As Cheryl Strayed says, in "Tiny Beautiful Things":
“If there's one thing I believe more than I believe anything else, it's that you can't fake the core. The truth that lives there will eventually win out. It's a god we must obey, a force that brings us all inevitably to our knees.” - Cheryl Strayed
If you’re writing me, Stumbling, you already know the truth and something about your brief question tells me you’ve even accepted it on some level. So I will tell you there is no perfect path. You might drink 1,000 more times, but you don’t have to. In fact, you never have to drink again. You will stop when you are ready, but that doesn’t mean you should conduct research until everything is gone. Your bottom can be this very second, but if it isn’t, you can come, and come again.
I know a lot of sober people now and few of them stayed sober after the first, second or tenth time they tried. Every single one of them - including yours truly - says drinking never got any better.
I don’t think I could have fallen any fewer times than I did. I am also still very early on in this process and the idea of never drinking again doesn’t even make sense to me. So I don’t think about it. I only think about today. I can not drink today. I can do anything today, and so can you.

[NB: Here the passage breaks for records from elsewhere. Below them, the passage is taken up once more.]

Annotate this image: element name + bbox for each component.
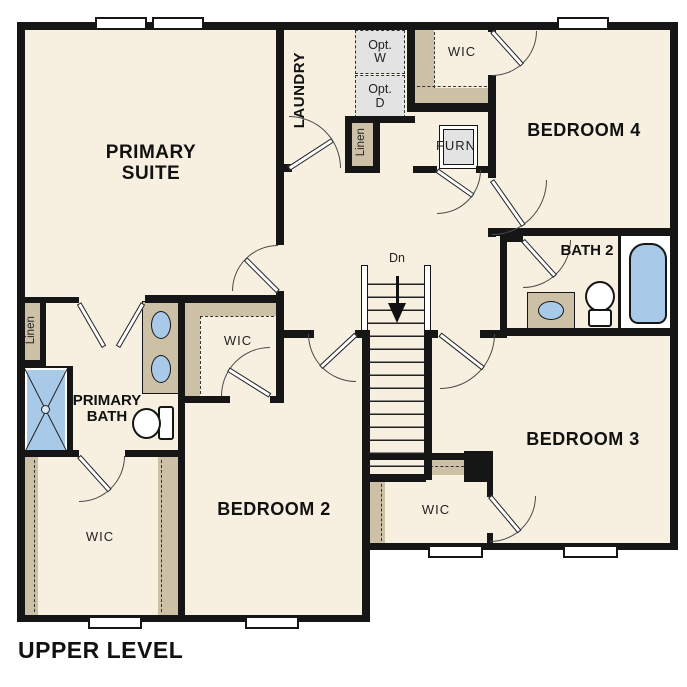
shelf-dash [381,479,382,541]
wall [17,22,25,622]
stairs-down-label: Dn [382,252,412,266]
window [563,545,618,558]
wall [17,450,79,457]
stair-arrow-head [388,303,406,323]
shower-drain [41,405,50,414]
wall [17,615,370,622]
wic-primary-shelf-left [25,457,38,615]
wic-top-label: WIC [440,45,484,59]
furnace-label: FURN [428,139,484,153]
optional-washer-label: Opt. W [363,39,397,65]
wall [17,360,46,366]
wall [40,303,46,362]
window [557,17,609,30]
shelf-dash [430,466,464,467]
shelf-dash [417,86,487,87]
plan-title: UPPER LEVEL [18,637,183,664]
primary-suite-label: PRIMARY SUITE [86,143,216,184]
wic-bed2-shelf-left [185,316,200,396]
wall [500,328,678,336]
bedroom3-label: BEDROOM 3 [513,430,653,449]
wall [500,236,507,330]
wall [125,450,185,457]
bedroom4-label: BEDROOM 4 [514,121,654,140]
wall [178,295,185,622]
optional-dryer-label: Opt. D [363,83,397,109]
wic-bed2-shelf-top [185,303,276,316]
primary-sink [151,355,171,383]
chase [464,451,493,482]
window [88,616,142,629]
wall [270,396,284,403]
wall [407,22,415,112]
shelf-dash [200,316,274,317]
window [245,616,299,629]
wall [345,116,352,173]
primary-bath-label: PRIMARY BATH [62,393,152,425]
stair-rail [361,265,368,331]
window [152,17,204,30]
wall [407,103,496,112]
wic-top-shelf-bottom [415,88,488,103]
bathtub [629,243,667,324]
bath2-sink [538,301,564,320]
linen-left-label: Linen [25,310,37,350]
primary-sink [151,311,171,339]
floor-lower-left [17,550,370,622]
shelf-dash [161,460,162,612]
wall [276,22,284,245]
wall [488,75,496,178]
linen-top-label: Linen [355,122,367,162]
tub-divider-wall [618,236,621,330]
stair-rail [424,265,431,331]
wic-primary-label: WIC [78,530,122,544]
wall [345,166,380,173]
window [428,545,483,558]
wall [178,295,276,303]
shelf-dash [200,316,201,394]
wic-top-shelf-left [415,30,434,88]
wall [362,543,678,550]
window [95,17,147,30]
wall [276,291,284,402]
wic-bed3-shelf-left [370,477,385,543]
laundry-label: LAUNDRY [292,35,308,145]
bath2-toilet-bowl [585,281,615,312]
wall [17,297,79,303]
wall [178,396,230,403]
bedroom2-label: BEDROOM 2 [204,500,344,519]
stair-arrow-stem [396,276,399,306]
wic-bedroom2-label: WIC [216,334,260,348]
shelf-dash [434,32,435,88]
wall [413,166,437,173]
wall [670,22,678,550]
optional-washer-box: Opt. W [355,30,405,74]
wall [368,474,426,482]
wic-bedroom3-label: WIC [414,503,458,517]
bath2-toilet-tank [588,309,612,327]
optional-dryer-box: Opt. D [355,75,405,118]
shelf-dash [34,460,35,612]
bath2-label: BATH 2 [558,243,616,259]
floor-plan: Opt. W Opt. D [0,0,687,687]
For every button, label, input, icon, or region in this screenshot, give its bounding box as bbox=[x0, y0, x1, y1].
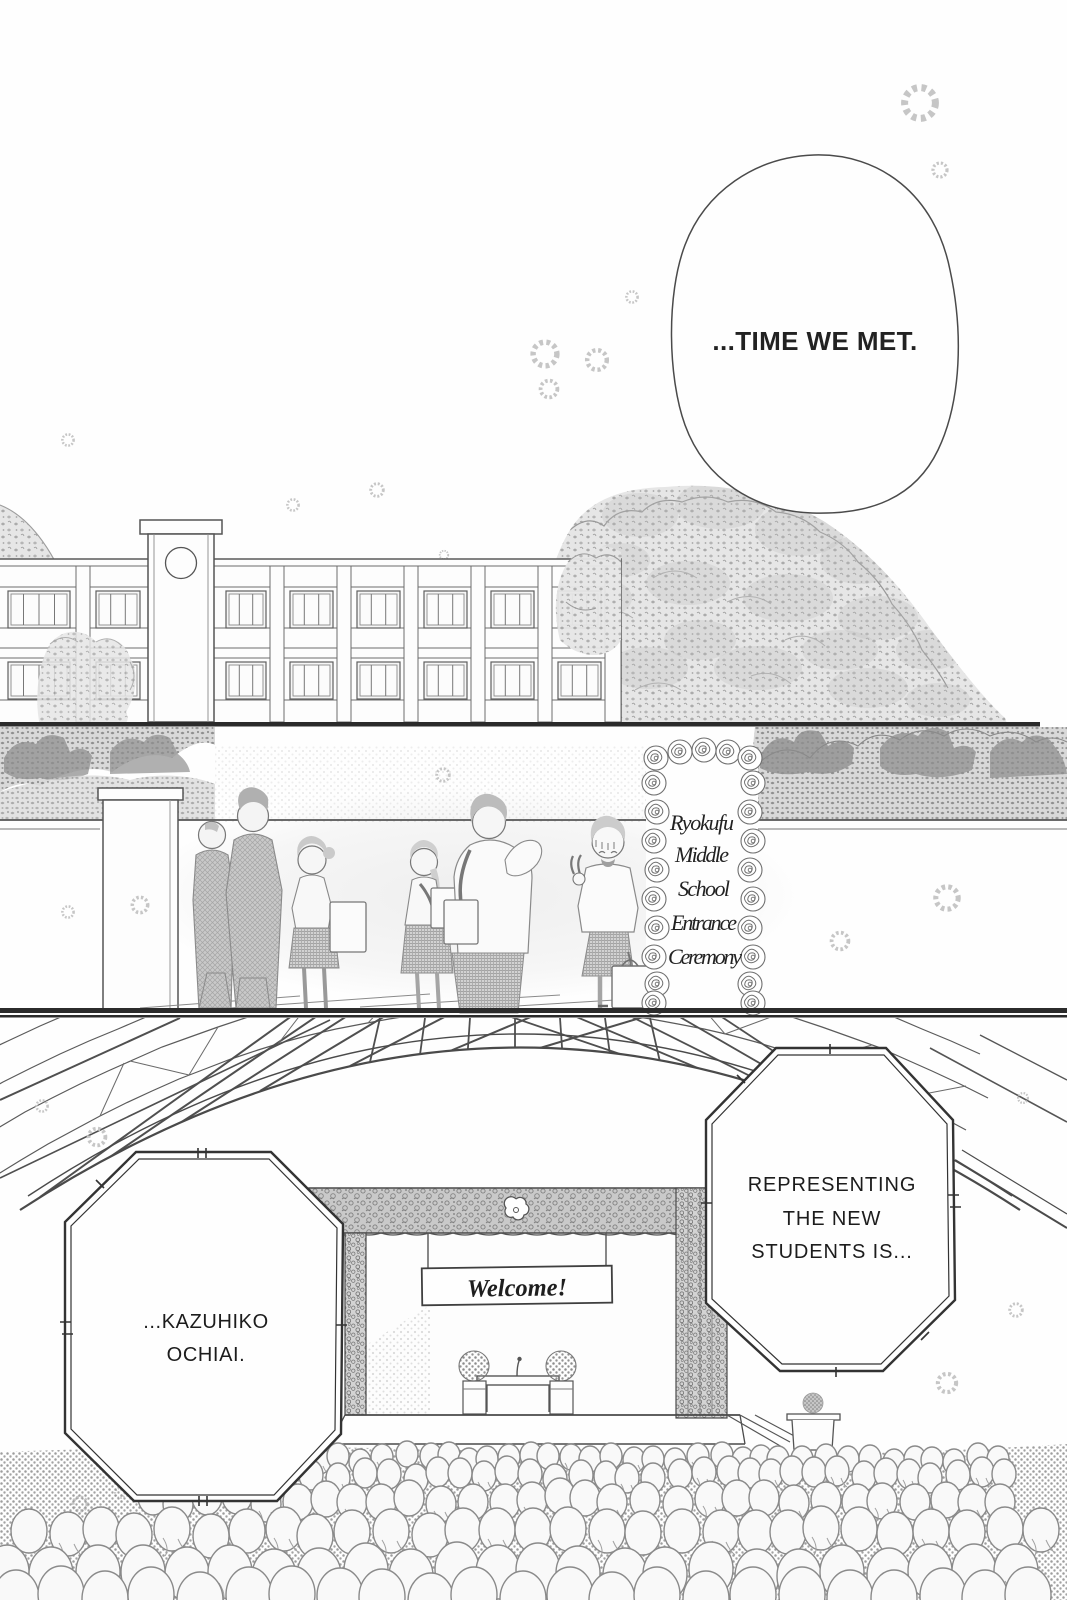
svg-text:...TIME WE MET.: ...TIME WE MET. bbox=[712, 326, 917, 356]
svg-text:STUDENTS IS...: STUDENTS IS... bbox=[751, 1241, 913, 1263]
svg-text:Ceremony: Ceremony bbox=[668, 944, 742, 969]
svg-text:Welcome!: Welcome! bbox=[467, 1274, 567, 1302]
svg-text:REPRESENTING: REPRESENTING bbox=[748, 1174, 917, 1196]
svg-text:Ryokufu: Ryokufu bbox=[669, 810, 734, 835]
svg-text:Middle: Middle bbox=[674, 842, 729, 867]
svg-text:THE NEW: THE NEW bbox=[783, 1208, 882, 1230]
svg-text:OCHIAI.: OCHIAI. bbox=[167, 1344, 246, 1366]
svg-text:Entrance: Entrance bbox=[670, 910, 737, 935]
svg-text:School: School bbox=[678, 876, 730, 901]
svg-text:...KAZUHIKO: ...KAZUHIKO bbox=[143, 1311, 269, 1333]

I’ll close this with something Anne Lamott posted to her Facebook page just after Robin Williams died. You can read the full post here, but the part I want to share is this:
“If you need to stop drinking or drugging, I can tell you this: you will be surrounded by arms of love like you have never, not once, imagined. This help will be available twenty four/seven. Can you imagine that in this dark scary screwed up world, that I can promise you this? That we will never be closed, if you need us?” - Anne Lamott
So the only advice this newbie will give is this: reach out and then be teachable. Tell one person, face to face (I don’t count and neither does God), your honest struggle. Don’t caveat it or try to find the right words. Just say the basic truth as best you can. If today you cannot do this with someone you know, go to a 12 step meeting and raise your hand. Or any other support group. Then just keep doing that.
Stay teachable, remember Rumi's words, and come, come again for as long as it takes.